Here is the relative performance of the Community Atmosphere model, which Dobbins says is one of the most computationally intensive parts of the CESM stack:
The ne30 in this graph refers to a one degree resolution in the model, and F2000climo means running from 1850 (before the rise of the industrial revolution) to 2000 (which is apparently the rise of the machines, but we don’t know with certainty yet).
The X axis shows the number of Cheyenne nodes or Azure HBv3 instances (which are also nodes in this case) running the climate model, and the resulting number of simulated years per day that each set of machines can run. In any case – big surprise – Azure beats Cheyenne. With 2x the interconnect bandwidth and 5.8x the raw 64-bit floating point compute, Azure better beat Cheyenne. But it only beats it by a factor of 2 or more, but Dobbins says NCAR is pushing the CAM model within CESM up to 35 simulated years per day by running on more Azure nodes. He didn’t say how many more, but our eye says around 40 Azure nodes should do it. And our eye also sees that 80 modes won’t give you 70 simulated years a day either. CAM is not evolving that way – at least not yet.
Simulating a part of the climate, like the atmosphere, is one thing, but being able to run all sorts of models at the same time for different Earth systems is where the real sweat starts to come out of the systems, and on such a test, Cheyenne isn’t doing as badly as one might expect:
This B1850 simulation, which means having 1850 as the initial starting condition of the climate model, brings together the models of atmosphere, ocean, land, sea, ice and river runoff.
“It’s very complex and load balancing is a big challenge, so for now we’ve been running identical setups on Cheyenne and Azure to see how it works,” Dobbins explained. “These results represent a low threshold, and with the tuning, we expect to be able to run Azure faster.”
As you can see, as you increase the number of cores, both machines increase their performance on the full CESM model, and with 2160 cores, the Azure configuration does 35% more work (in terms of years simulated per day of execution) compared to the Cheyenne system.
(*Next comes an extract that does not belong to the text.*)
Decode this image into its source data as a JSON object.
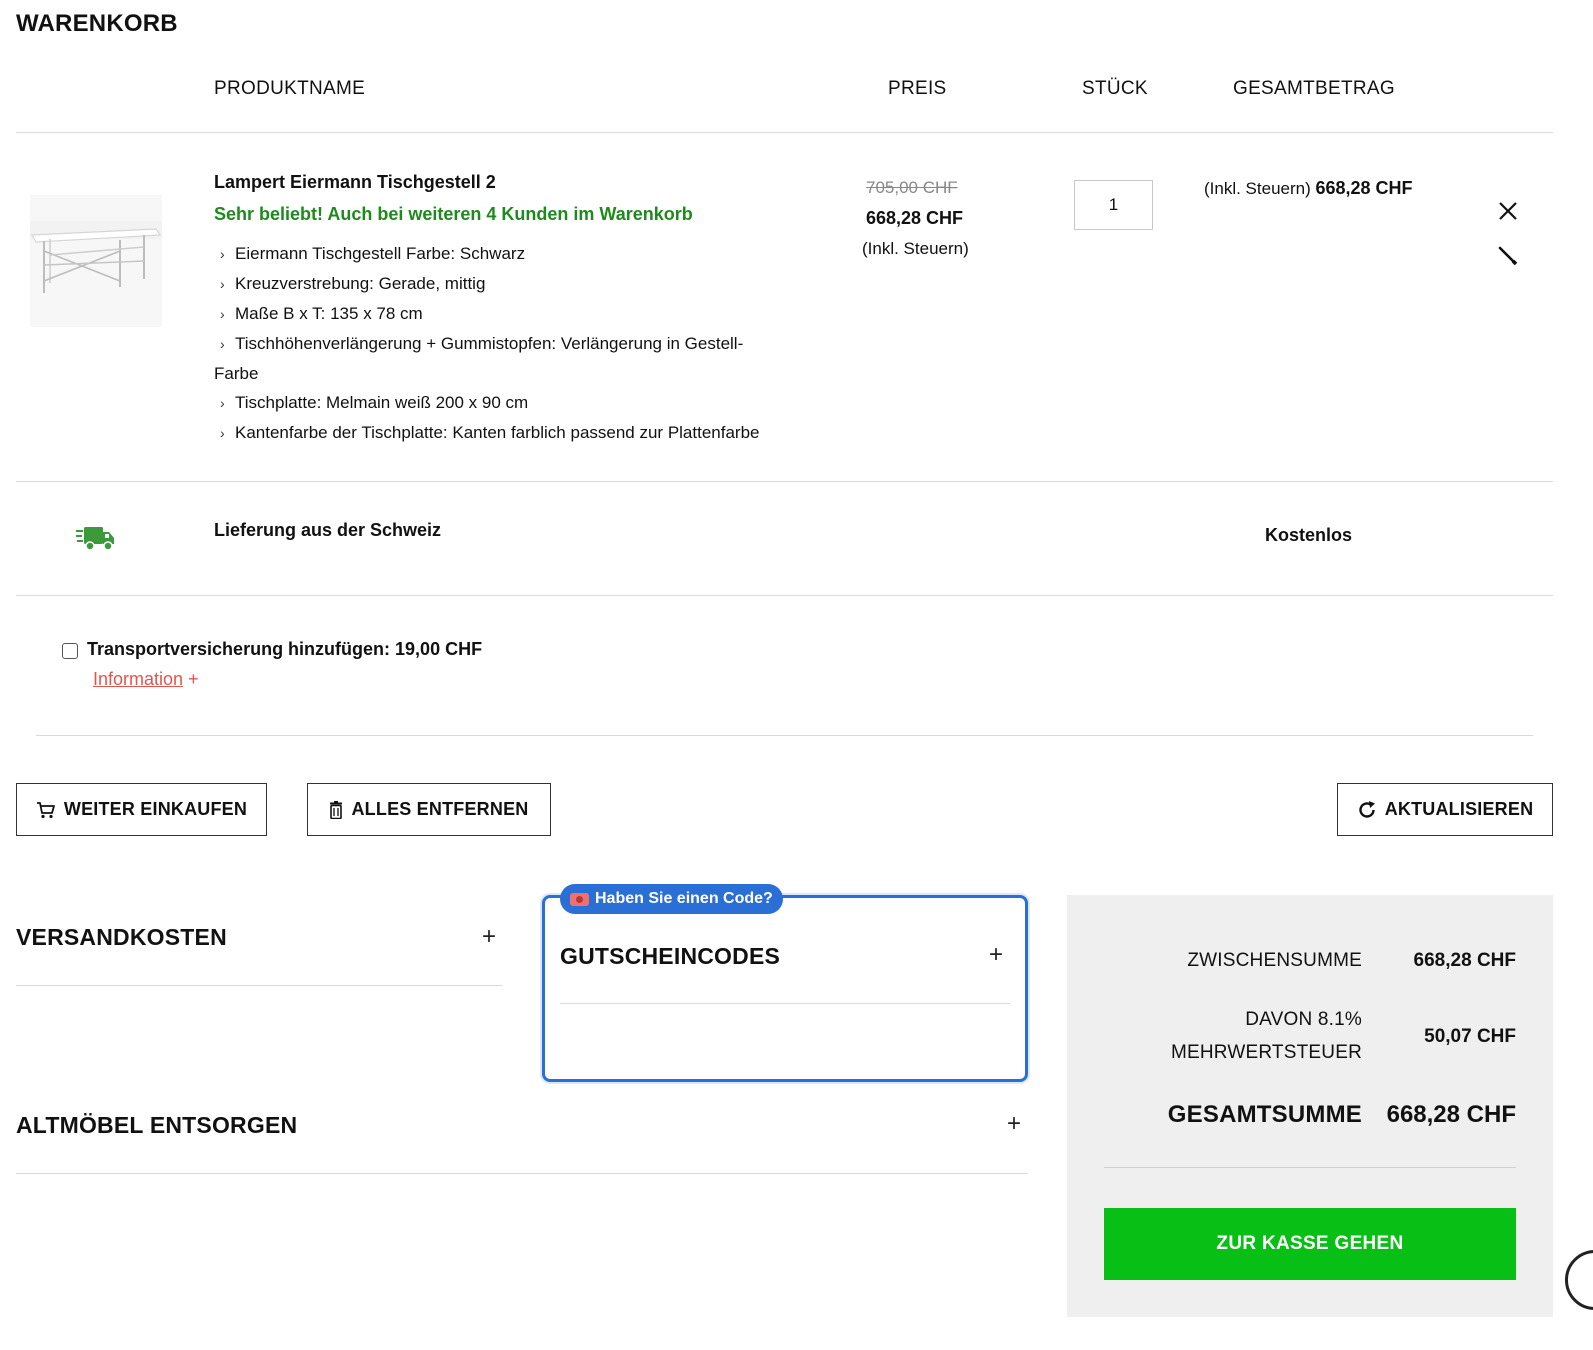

It’s hard to say how far the setting can be pushed. Each part of the CESM simulation is different and overall obviously did not behave like the CAM part.
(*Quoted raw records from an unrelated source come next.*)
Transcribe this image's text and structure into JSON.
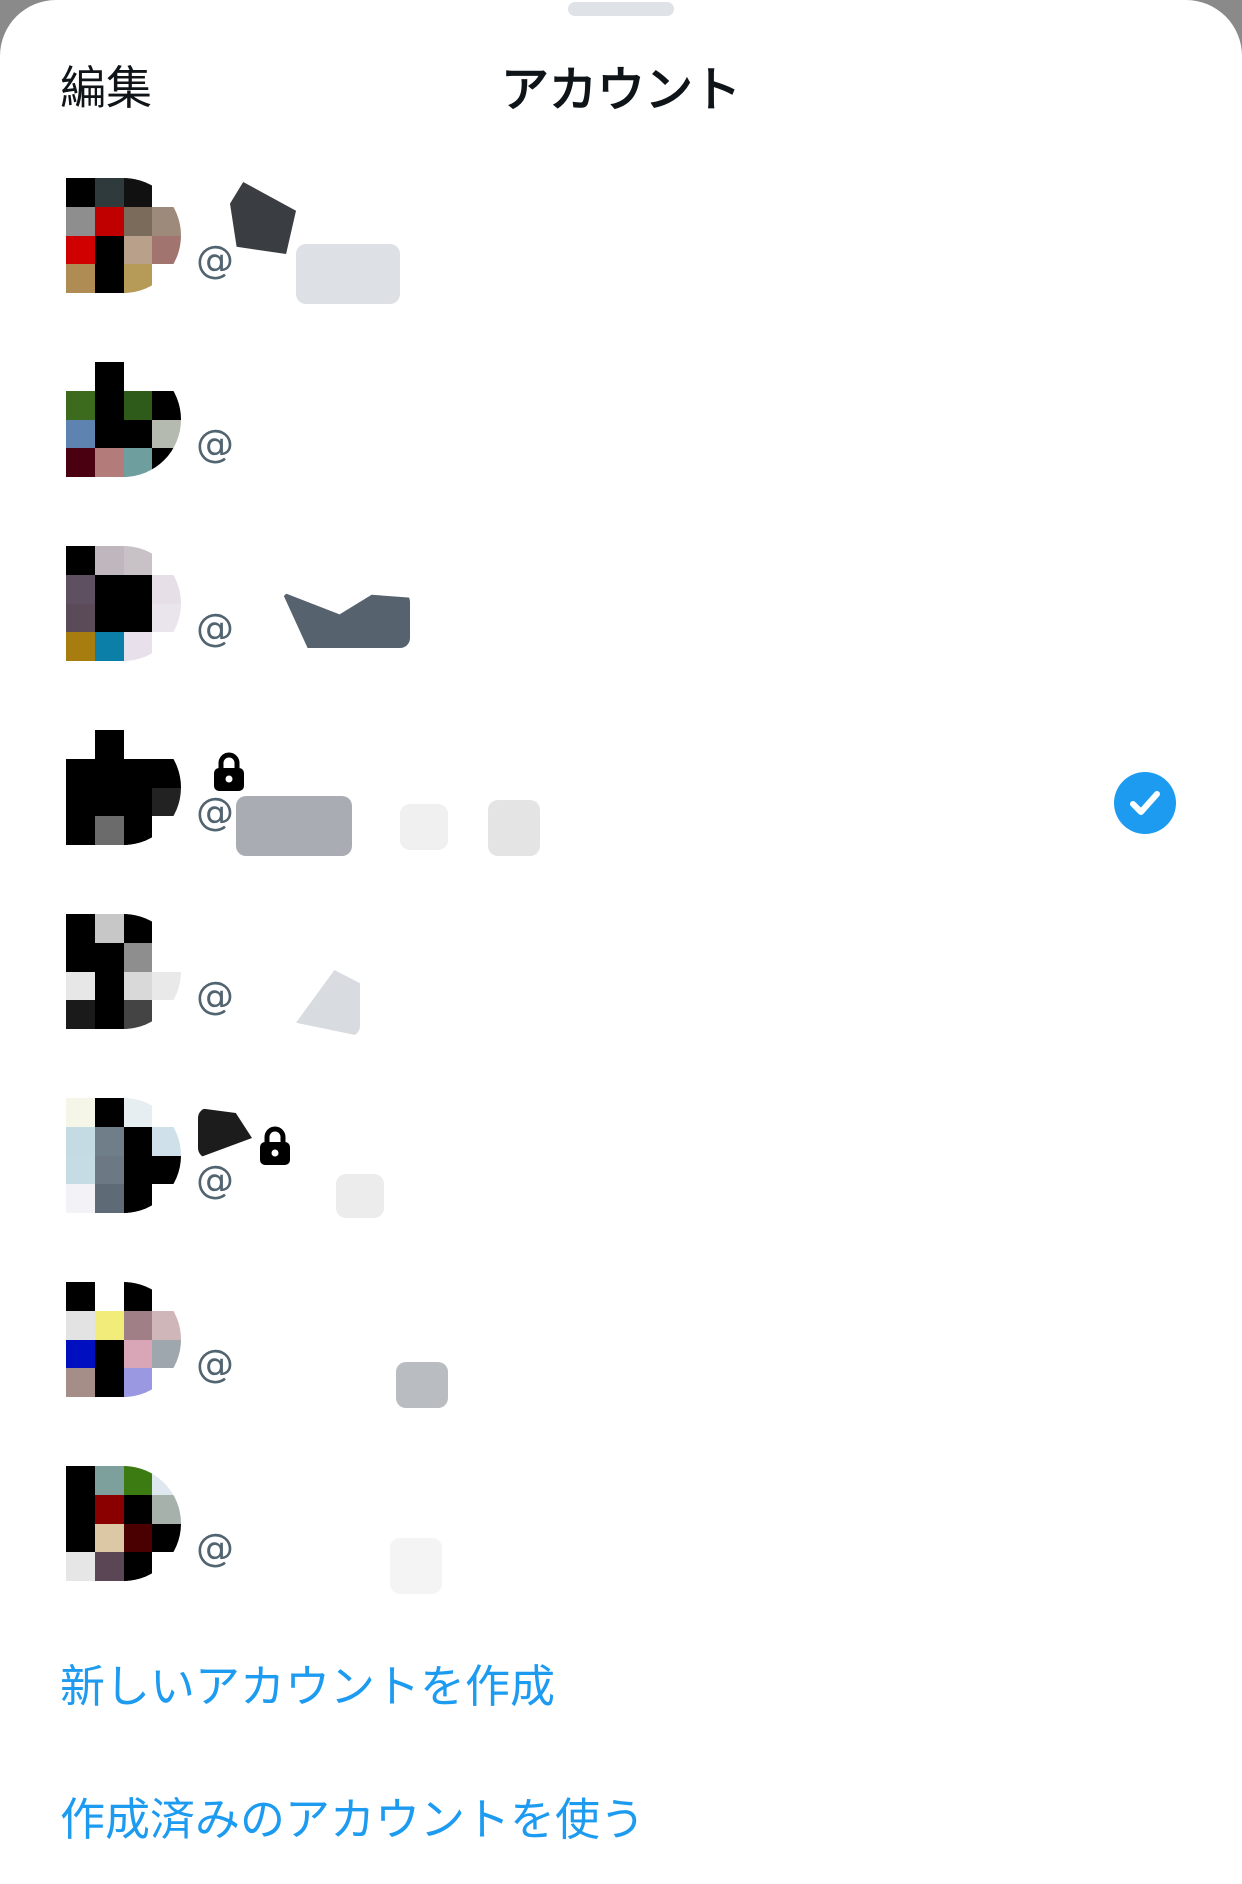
{
  "header": {
    "edit_label": "編集",
    "title": "アカウント"
  },
  "accounts": [
    {
      "handle_prefix": "@",
      "locked": false,
      "selected": false
    },
    {
      "handle_prefix": "@",
      "locked": false,
      "selected": false
    },
    {
      "handle_prefix": "@",
      "locked": false,
      "selected": false
    },
    {
      "handle_prefix": "@",
      "locked": true,
      "selected": true
    },
    {
      "handle_prefix": "@",
      "locked": false,
      "selected": false
    },
    {
      "handle_prefix": "@",
      "locked": true,
      "selected": false
    },
    {
      "handle_prefix": "@",
      "locked": false,
      "selected": false
    },
    {
      "handle_prefix": "@",
      "locked": false,
      "selected": false
    }
  ],
  "actions": {
    "create_new": "新しいアカウントを作成",
    "use_existing": "作成済みのアカウントを使う"
  },
  "colors": {
    "accent": "#1d9bf0",
    "text_primary": "#0f1419",
    "text_secondary": "#536471"
  },
  "icons": {
    "lock": "lock-icon",
    "selected": "check-circle-icon"
  }
}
We are not for or against any particular platform here at The next platform, and we love them in the past, in their time, as much as we love those who descend from the pike. What we certainly are for is the wise spending of public funds and we are definitely for more accurate climate models and weather forecasts. To the extent that Azure can help NCAR and other weather centers and government organizations accomplish this, awesome.
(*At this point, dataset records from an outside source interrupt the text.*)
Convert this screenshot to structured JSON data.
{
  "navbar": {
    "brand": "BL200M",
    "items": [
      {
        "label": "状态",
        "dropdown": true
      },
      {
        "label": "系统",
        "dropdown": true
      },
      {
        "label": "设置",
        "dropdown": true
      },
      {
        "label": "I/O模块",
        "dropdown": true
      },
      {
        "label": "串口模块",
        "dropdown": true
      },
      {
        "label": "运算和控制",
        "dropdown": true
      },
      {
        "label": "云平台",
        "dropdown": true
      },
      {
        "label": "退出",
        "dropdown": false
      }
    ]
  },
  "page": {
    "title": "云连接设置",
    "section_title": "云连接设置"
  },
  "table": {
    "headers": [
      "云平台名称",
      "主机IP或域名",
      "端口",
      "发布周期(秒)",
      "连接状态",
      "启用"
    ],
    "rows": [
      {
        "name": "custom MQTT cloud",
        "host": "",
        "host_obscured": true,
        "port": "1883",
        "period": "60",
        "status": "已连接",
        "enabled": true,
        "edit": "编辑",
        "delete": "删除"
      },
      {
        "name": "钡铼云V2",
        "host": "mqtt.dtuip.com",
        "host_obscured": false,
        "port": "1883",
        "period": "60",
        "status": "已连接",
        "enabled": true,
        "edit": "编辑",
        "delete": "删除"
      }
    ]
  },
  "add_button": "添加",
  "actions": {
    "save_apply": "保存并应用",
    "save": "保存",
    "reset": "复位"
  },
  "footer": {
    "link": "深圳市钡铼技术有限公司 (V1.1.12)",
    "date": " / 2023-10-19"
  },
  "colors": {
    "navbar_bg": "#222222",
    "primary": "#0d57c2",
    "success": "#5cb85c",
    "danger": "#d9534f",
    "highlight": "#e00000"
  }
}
But none of these comparisons are about money, and that’s a problem. There’s no easy way from the outside to compare the cost of runs on Cheyenne to the cost of runs on Azure, as we don’t have any of the system, people, and facility cost data attributable to Cheyenne over its lifetime to try to calculate the cost per compute hour. But make no mistake: it would be fascinating to see what the cost per minute of running an application on Cheyenne really is, with all overhead, compared to the cost of lifting and transferring the same work to Microsoft Azure, Amazon. Web Services and Google Cloud. This is the real hard math that needs to be done, and such data for any publicly funded infrastructure should be freely and readily available so that we can all learn from this experience.